The Warlock Pinchers return to Denver after 18 years
:: Warlock Pinchers ::
By Brandon daviet
There are not many bands that have stones to proclaim themselves as “the official sound of Satan,” but that’s exactly what Colorado’s own Warlock Pinchers did when they busted out of Boulder’s CU campus at the tail end of the ’80s.
For five years, between 1987 and 1992, the Warlock Pinchers dominated the Colorado music scene and during that time they released a pair of classic albums on San Francisco’s Boner Records that still enjoy good sales today, Deadly Kung Fu Action and Circusized Peanuts. In that same time frame they also became infamous for their incendiary live shows and created a small merchandising empire, something that few other, if any, Colorado bred bands (especially from that era) can lay claim to.
From a musical perspective, the Warlock Pinchers created a potent rock/rap hybrid that was original enough not to be disrespectful to African American rap artists and had a rock edge that even the Beastie Boys couldn’t touch on their best days. The group also wielded a sharp sense of humor that occasionally bordered on cheesy but for the most part remained in the realm of awe-inspiring.
When the band played their last show on Feb. 22, 1992 there was a mutual feeling among fans that things had ended too soon. Now, as the summer of 2010 rolls ahead, easily one of the hottest topics in the Denver music scene is the return of the Warlock Pinchers for two shows at the Gothic Theatre this month. (Their first show on August 6, is already sold out.)

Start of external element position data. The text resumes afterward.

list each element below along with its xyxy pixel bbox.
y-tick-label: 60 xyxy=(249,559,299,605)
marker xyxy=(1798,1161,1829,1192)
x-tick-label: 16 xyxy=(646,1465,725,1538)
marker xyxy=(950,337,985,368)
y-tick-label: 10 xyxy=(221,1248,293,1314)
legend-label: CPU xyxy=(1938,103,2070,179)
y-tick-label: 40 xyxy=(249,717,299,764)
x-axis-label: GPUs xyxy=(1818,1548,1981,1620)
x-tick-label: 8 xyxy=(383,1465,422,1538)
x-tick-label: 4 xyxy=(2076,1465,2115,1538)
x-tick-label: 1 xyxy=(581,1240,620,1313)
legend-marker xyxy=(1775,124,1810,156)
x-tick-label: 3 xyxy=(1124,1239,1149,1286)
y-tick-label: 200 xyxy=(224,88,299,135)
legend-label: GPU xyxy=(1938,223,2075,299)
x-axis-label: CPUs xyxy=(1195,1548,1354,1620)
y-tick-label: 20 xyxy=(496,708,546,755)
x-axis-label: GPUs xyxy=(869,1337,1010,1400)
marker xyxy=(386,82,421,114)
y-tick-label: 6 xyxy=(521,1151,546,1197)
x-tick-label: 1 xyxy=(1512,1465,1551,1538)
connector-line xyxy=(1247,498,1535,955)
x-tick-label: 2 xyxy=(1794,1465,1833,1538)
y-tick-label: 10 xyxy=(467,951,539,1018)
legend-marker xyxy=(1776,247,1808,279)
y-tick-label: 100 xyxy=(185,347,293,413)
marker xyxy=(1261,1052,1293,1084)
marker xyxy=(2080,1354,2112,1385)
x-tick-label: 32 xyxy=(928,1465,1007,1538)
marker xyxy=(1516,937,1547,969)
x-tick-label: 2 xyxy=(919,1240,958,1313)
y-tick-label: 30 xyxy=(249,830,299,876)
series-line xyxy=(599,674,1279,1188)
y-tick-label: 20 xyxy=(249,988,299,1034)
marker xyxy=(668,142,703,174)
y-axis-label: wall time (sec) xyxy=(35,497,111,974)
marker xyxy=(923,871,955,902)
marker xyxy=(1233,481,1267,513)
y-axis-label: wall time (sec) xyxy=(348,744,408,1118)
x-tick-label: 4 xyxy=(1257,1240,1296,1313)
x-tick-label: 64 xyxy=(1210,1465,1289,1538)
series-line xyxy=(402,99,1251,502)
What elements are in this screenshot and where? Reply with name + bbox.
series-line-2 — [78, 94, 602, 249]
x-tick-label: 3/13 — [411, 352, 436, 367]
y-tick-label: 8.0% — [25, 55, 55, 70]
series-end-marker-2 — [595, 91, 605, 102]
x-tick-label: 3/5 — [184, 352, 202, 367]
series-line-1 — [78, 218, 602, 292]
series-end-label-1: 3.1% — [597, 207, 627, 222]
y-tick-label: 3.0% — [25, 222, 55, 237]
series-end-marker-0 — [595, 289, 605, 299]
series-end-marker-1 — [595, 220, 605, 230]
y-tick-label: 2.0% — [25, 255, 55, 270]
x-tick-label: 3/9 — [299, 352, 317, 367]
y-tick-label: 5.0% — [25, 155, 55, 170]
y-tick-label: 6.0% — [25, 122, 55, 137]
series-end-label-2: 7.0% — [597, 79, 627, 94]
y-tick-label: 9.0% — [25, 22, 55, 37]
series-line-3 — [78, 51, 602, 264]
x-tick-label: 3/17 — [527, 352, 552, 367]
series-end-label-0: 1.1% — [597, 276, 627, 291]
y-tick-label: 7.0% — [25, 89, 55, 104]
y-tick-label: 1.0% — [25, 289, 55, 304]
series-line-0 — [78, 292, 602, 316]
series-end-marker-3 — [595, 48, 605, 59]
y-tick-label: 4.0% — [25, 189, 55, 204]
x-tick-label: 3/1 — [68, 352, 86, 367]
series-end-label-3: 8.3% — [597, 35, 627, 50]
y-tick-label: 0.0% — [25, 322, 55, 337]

The keen observer will also note the re-emergence of the group’s unmistakable logo around Denver and Boulder. It’s a slight variation on the logo of the Oakland/L.A. Raiders football team.
“Well, the last few years people have been getting very retrospective about Denver things surrounding the Denver scene and while a reunion has always been talked about among fans, I think it hasbeen getting talked about a lot more lately so the timing just seems right,” said Pincher Andrew Novick (who is known onstage as K.C. K-Sum) during a recent interview with The Marquee.
That settled, the larger question loomed about whether or not this was an actual rebirth for the band or just a one-time thing. “This is really designed to be a last hurrah,” Novick said. “When I was asking everybody if we should play again they all seemed pretty amenable to playing, but not to touring or becoming a band again,” said Novick. “Although now that we have re-learned all the songs and everything, if we had the opportunity to play some shows out of state and the timing and money were right, we’d probably do it.”
Most fans know that one of the not-so-secret secrets to the Pincher’s sound was that the band employed a drum machine and has never used a live drummer. What’s not so well known is that when the band broke up they erased all their beats. This time around the band has recruited The Melvin’s drummer Dale Crover to bash skins, but the drum machine will always be an important part of the band. “When the band first started it was literally just a bunch of people standing around in a room and it was very vocally oriented and the drums just weren’t that important, but as it went on we realized we could do some real complex patterns and things,” said Novick. “We started to have a lot of fun with it and it made us much much different from the bands we were playing with, and it kind of began to be where we were combating people’s original conceptions about the drum machine.”
Music aside, the Warlock Pinchers will always be remembered for their merchandising; from yo-yos to golf tees to baby clothes, if their name will fit on it, it probably exists. Part of the excitement of the upcoming shows will be seeing what kind of swag is going to be sold to mark the occasion. But for now, the only new Pincher’s item to speak of is a new album of unreleased songs and demos called Bomb the Franklin Mint that really sheds some light on just how much the Pinchers accomplished in their original five years together.
“I’m kind of a perpetual archivist. I save everything, and part of my thing with doing this show was getting out all the old flyers and articles and everything and I came across like about 27 cassette tapes of a bunch of live shows, studio demos and just weird stuff and I just really thought that, ‘Man, people need to hear some of this stuff,’” said Novick. “It’s for people that have been listening to our same albums for 20 years. I mean, a fan is going to be like, ‘Wow there’s a whole different version of this song!’ because I know that’s what I’m like with bands I like. So it’s definitely a fan-only kind of thing for people that want to hear something new that they’ve never heard.”